Susan J. Reinhardt said...

Hi Jill -

I keep blank notecards and thank-you cards in the house. They don't seem quite as daunting as regular sheets of paper.

Blessings,
Susan :)

Faith Imagined said...

I totally agree with you! What a blessing to have those hand-written letters from your husband!

Rhonda said...

I saved all the love letters my husband sent when we were dating (we were 850 miles apart). Calling long distance was expensive and couldn't be done every day. Now, we twitter and facebook and instant message and text, and there's very mystery and anticipation anymore.

Letters are romantic, for sure.

Susan J. Reinhardt said...

Hi Alisa -

Yes, I'm glad I have them.
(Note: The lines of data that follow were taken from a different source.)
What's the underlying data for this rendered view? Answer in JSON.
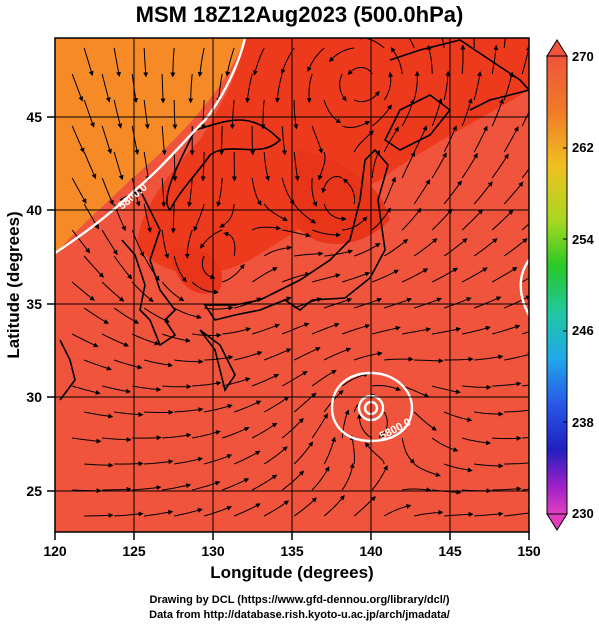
{
  "title": "MSM 18Z12Aug2023 (500.0hPa)",
  "map": {
    "x_axis_title": "Longitude (degrees)",
    "y_axis_title": "Latitude  (degrees)",
    "lon_ticks": [
      "120",
      "125",
      "130",
      "135",
      "140",
      "145",
      "150"
    ],
    "lat_ticks": [
      "25",
      "30",
      "35",
      "40",
      "45"
    ],
    "contour_labels": [
      "5800.0",
      "5800.0"
    ]
  },
  "colorbar": {
    "labels": [
      "270",
      "262",
      "254",
      "246",
      "238",
      "230"
    ]
  },
  "colors": {
    "warm_fill": "#f0543c",
    "hot_fill": "#ee3a1c",
    "orange_fill": "#f58a26",
    "contour": "#ffffff"
  },
  "credits": {
    "line1": "Drawing by DCL (https://www.gfd-dennou.org/library/dcl/)",
    "line2": "Data from http://database.rish.kyoto-u.ac.jp/arch/jmadata/"
  }
}
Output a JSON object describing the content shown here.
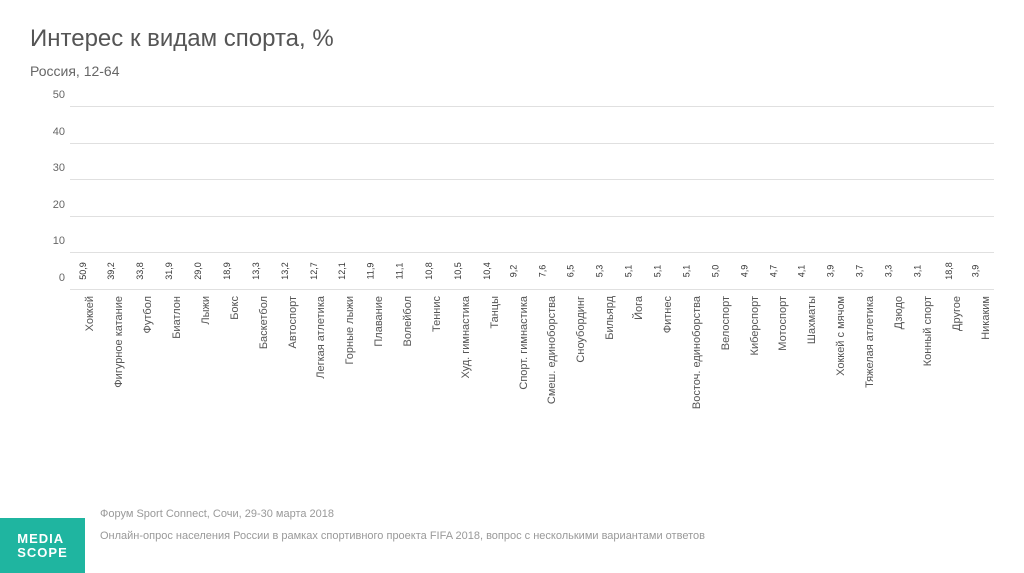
{
  "title": "Интерес к видам спорта, %",
  "subtitle": "Россия, 12-64",
  "chart": {
    "type": "bar",
    "ylim": [
      0,
      52
    ],
    "yticks": [
      0,
      10,
      20,
      30,
      40,
      50
    ],
    "grid_color": "#e0e0e0",
    "background_color": "#ffffff",
    "value_fontsize": 9,
    "xlabel_fontsize": 11,
    "ytick_fontsize": 11,
    "bar_width": 0.75,
    "colors": {
      "primary": "#5b4a9f",
      "secondary": "#2fb5a0"
    },
    "bars": [
      {
        "label": "Хоккей",
        "value": 50.9,
        "colorKey": "primary"
      },
      {
        "label": "Фигурное катание",
        "value": 39.2,
        "colorKey": "primary"
      },
      {
        "label": "Футбол",
        "value": 33.8,
        "colorKey": "primary"
      },
      {
        "label": "Биатлон",
        "value": 31.9,
        "colorKey": "primary"
      },
      {
        "label": "Лыжи",
        "value": 29.0,
        "colorKey": "primary"
      },
      {
        "label": "Бокс",
        "value": 18.9,
        "colorKey": "secondary"
      },
      {
        "label": "Баскетбол",
        "value": 13.3,
        "colorKey": "secondary"
      },
      {
        "label": "Автоспорт",
        "value": 13.2,
        "colorKey": "secondary"
      },
      {
        "label": "Легкая атлетика",
        "value": 12.7,
        "colorKey": "secondary"
      },
      {
        "label": "Горные лыжи",
        "value": 12.1,
        "colorKey": "secondary"
      },
      {
        "label": "Плавание",
        "value": 11.9,
        "colorKey": "secondary"
      },
      {
        "label": "Волейбол",
        "value": 11.1,
        "colorKey": "secondary"
      },
      {
        "label": "Теннис",
        "value": 10.8,
        "colorKey": "secondary"
      },
      {
        "label": "Худ. гимнастика",
        "value": 10.5,
        "colorKey": "secondary"
      },
      {
        "label": "Танцы",
        "value": 10.4,
        "colorKey": "secondary"
      },
      {
        "label": "Спорт. гимнастика",
        "value": 9.2,
        "colorKey": "secondary"
      },
      {
        "label": "Смеш. единоборства",
        "value": 7.6,
        "colorKey": "secondary"
      },
      {
        "label": "Сноубординг",
        "value": 6.5,
        "colorKey": "secondary"
      },
      {
        "label": "Бильярд",
        "value": 5.3,
        "colorKey": "secondary"
      },
      {
        "label": "Йога",
        "value": 5.1,
        "colorKey": "secondary"
      },
      {
        "label": "Фитнес",
        "value": 5.1,
        "colorKey": "secondary"
      },
      {
        "label": "Восточ. единоборства",
        "value": 5.1,
        "colorKey": "secondary"
      },
      {
        "label": "Велоспорт",
        "value": 5.0,
        "colorKey": "secondary"
      },
      {
        "label": "Киберспорт",
        "value": 4.9,
        "colorKey": "secondary"
      },
      {
        "label": "Мотоспорт",
        "value": 4.7,
        "colorKey": "secondary"
      },
      {
        "label": "Шахматы",
        "value": 4.1,
        "colorKey": "secondary"
      },
      {
        "label": "Хоккей с мячом",
        "value": 3.9,
        "colorKey": "secondary"
      },
      {
        "label": "Тяжелая атлетика",
        "value": 3.7,
        "colorKey": "secondary"
      },
      {
        "label": "Дзюдо",
        "value": 3.3,
        "colorKey": "secondary"
      },
      {
        "label": "Конный спорт",
        "value": 3.1,
        "colorKey": "secondary"
      },
      {
        "label": "Другое",
        "value": 18.8,
        "colorKey": "secondary"
      },
      {
        "label": "Никаким",
        "value": 3.9,
        "colorKey": "secondary"
      }
    ]
  },
  "footer": {
    "logo_line1": "MEDIA",
    "logo_line2": "SCOPE",
    "logo_bg": "#1fb5a0",
    "line1": "Форум Sport Connect, Сочи, 29-30 марта 2018",
    "line2": "Онлайн-опрос населения России в рамках спортивного проекта FIFA 2018, вопрос с несколькими вариантами ответов"
  }
}
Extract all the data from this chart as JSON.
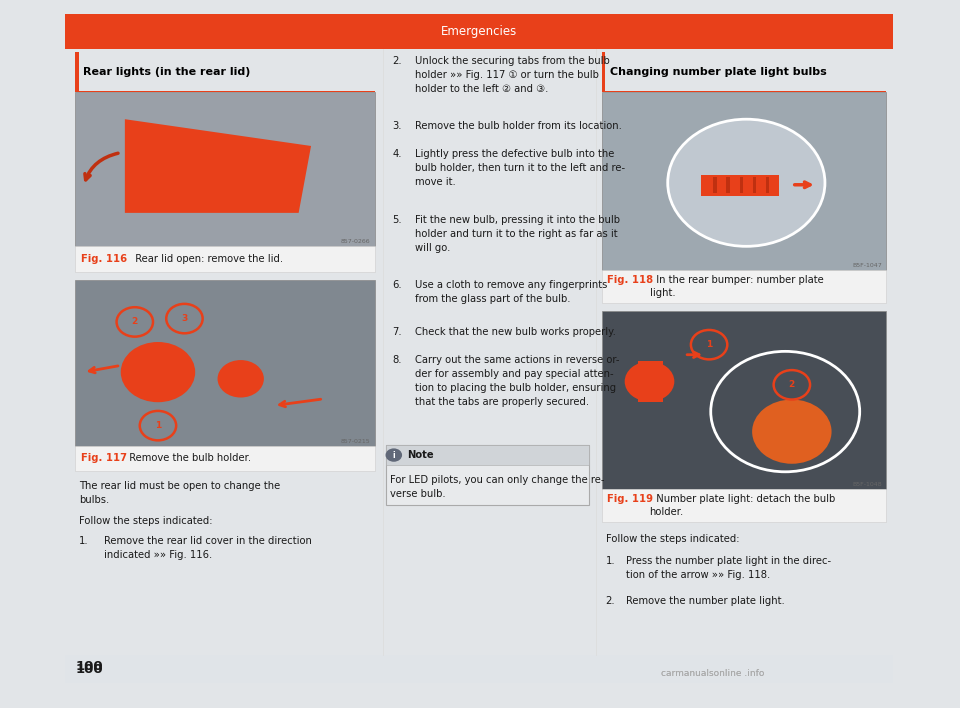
{
  "page_bg": "#e2e5e8",
  "content_bg": "#ffffff",
  "header_color": "#e8401a",
  "header_text": "Emergencies",
  "header_text_color": "#ffffff",
  "header_font_size": 8.5,
  "left_section_title": "Rear lights (in the rear lid)",
  "right_section_title": "Changing number plate light bulbs",
  "section_title_font_size": 8.0,
  "section_title_color": "#000000",
  "accent_color": "#e8401a",
  "fig116_caption_bold": "Fig. 116",
  "fig116_caption_rest": "  Rear lid open: remove the lid.",
  "fig117_caption_bold": "Fig. 117",
  "fig117_caption_rest": "  Remove the bulb holder.",
  "fig118_caption_bold": "Fig. 118",
  "fig118_caption_rest": "  In the rear bumper: number plate\nlight.",
  "fig119_caption_bold": "Fig. 119",
  "fig119_caption_rest": "  Number plate light: detach the bulb\nholder.",
  "para1": "The rear lid must be open to change the\nbulbs.",
  "para2": "Follow the steps indicated:",
  "step1_num": "1.",
  "step1_text": "Remove the rear lid cover in the direction\nindicated »» Fig. 116.",
  "middle_steps": [
    {
      "num": "2.",
      "text": "Unlock the securing tabs from the bulb\nholder »» Fig. 117 ① or turn the bulb\nholder to the left ② and ③."
    },
    {
      "num": "3.",
      "text": "Remove the bulb holder from its location."
    },
    {
      "num": "4.",
      "text": "Lightly press the defective bulb into the\nbulb holder, then turn it to the left and re-\nmove it."
    },
    {
      "num": "5.",
      "text": "Fit the new bulb, pressing it into the bulb\nholder and turn it to the right as far as it\nwill go."
    },
    {
      "num": "6.",
      "text": "Use a cloth to remove any fingerprints\nfrom the glass part of the bulb."
    },
    {
      "num": "7.",
      "text": "Check that the new bulb works properly."
    },
    {
      "num": "8.",
      "text": "Carry out the same actions in reverse or-\nder for assembly and pay special atten-\ntion to placing the bulb holder, ensuring\nthat the tabs are properly secured."
    }
  ],
  "note_icon": "i",
  "note_label": "Note",
  "note_text": "For LED pilots, you can only change the re-\nverse bulb.",
  "right_steps_title": "Follow the steps indicated:",
  "right_step1_num": "1.",
  "right_step1_text": "Press the number plate light in the direc-\ntion of the arrow »» Fig. 118.",
  "right_step2_num": "2.",
  "right_step2_text": "Remove the number plate light.",
  "page_number": "100",
  "watermark": "carmanualsonline .info",
  "step_font_size": 7.2,
  "caption_font_size": 7.2,
  "note_bg": "#e8eaec",
  "note_border": "#aaaaaa",
  "img116_color": "#9aa0a8",
  "img117_color": "#808890",
  "img118_color": "#9ea8b0",
  "img119_color": "#484e56",
  "caption_bg": "#f2f2f2",
  "caption_border": "#cccccc"
}
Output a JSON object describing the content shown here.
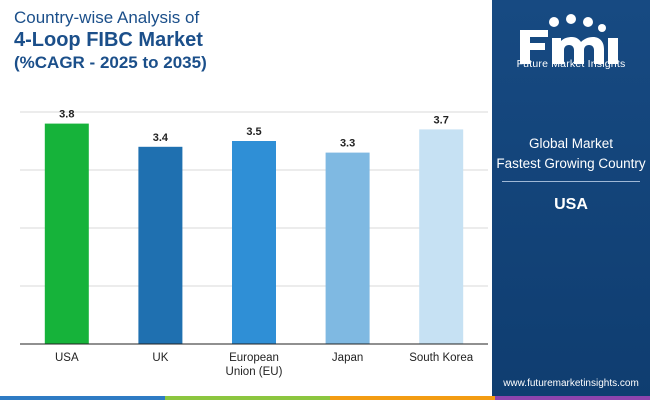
{
  "title": {
    "line1": "Country-wise Analysis of",
    "line2": "4-Loop FIBC Market",
    "line3": "(%CAGR - 2025 to 2035)"
  },
  "chart_data": {
    "type": "bar",
    "categories": [
      [
        "USA"
      ],
      [
        "UK"
      ],
      [
        "European",
        "Union (EU)"
      ],
      [
        "Japan"
      ],
      [
        "South Korea"
      ]
    ],
    "values": [
      3.8,
      3.4,
      3.5,
      3.3,
      3.7
    ],
    "value_labels": [
      "3.8",
      "3.4",
      "3.5",
      "3.3",
      "3.7"
    ],
    "colors": [
      "#16b33a",
      "#1f70b0",
      "#2f8fd6",
      "#7fb9e2",
      "#c6e1f3"
    ],
    "ylim": [
      0,
      4
    ],
    "grid": true,
    "xlabel": "",
    "ylabel": ""
  },
  "panel": {
    "logo_text": "Future Market Insights",
    "label_line1": "Global Market",
    "label_line2": "Fastest Growing Country",
    "country": "USA",
    "url": "www.futuremarketinsights.com"
  },
  "colors": {
    "title": "#1b4f8a",
    "panel_bg": "#174a82",
    "strip": [
      "#2e7bc4",
      "#8cc63f",
      "#f39c12",
      "#8e44ad"
    ]
  }
}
I don't go through them often, but I know they're available. Our memories can blur with time, but I have a way of refreshing mine.

Blessings,
Susan :)

Susan J. Reinhardt said...

Hi Rhonda -

I agree. Letters are much more romantic than Facebook and Twitter. LOL! I can't see myself putting Facebook posts in a pretty box and tying it with a ribbon.

Blessings,
Susan :)

Rhonda said...

"very little mystery"

Sigh. I hope it's no mystery what She of the Foggy Brain was trying to say.

Sandra Heska King said...

I have sweet signatures from my husband on cards that I've saved. But he's never written me a love letter. That's just not him. And cards are so expensive! I miss the pretty stationery and the time to create homemade cards, though. My mom saves tons of emails.

I love the letters from my Compassion child! All the way from Kenya. Knowing that she has touched that paper make them very precious.

Susan J. Reinhardt said...

Hi Sandra -

My late husband saved a lot of emails. I usually save ones I need as a reference. Once I'm finished with it, I throw it out.

Interesting point: With the ease of use, we get a lot more emails than we would ever get handwritten. It does present a storage problem.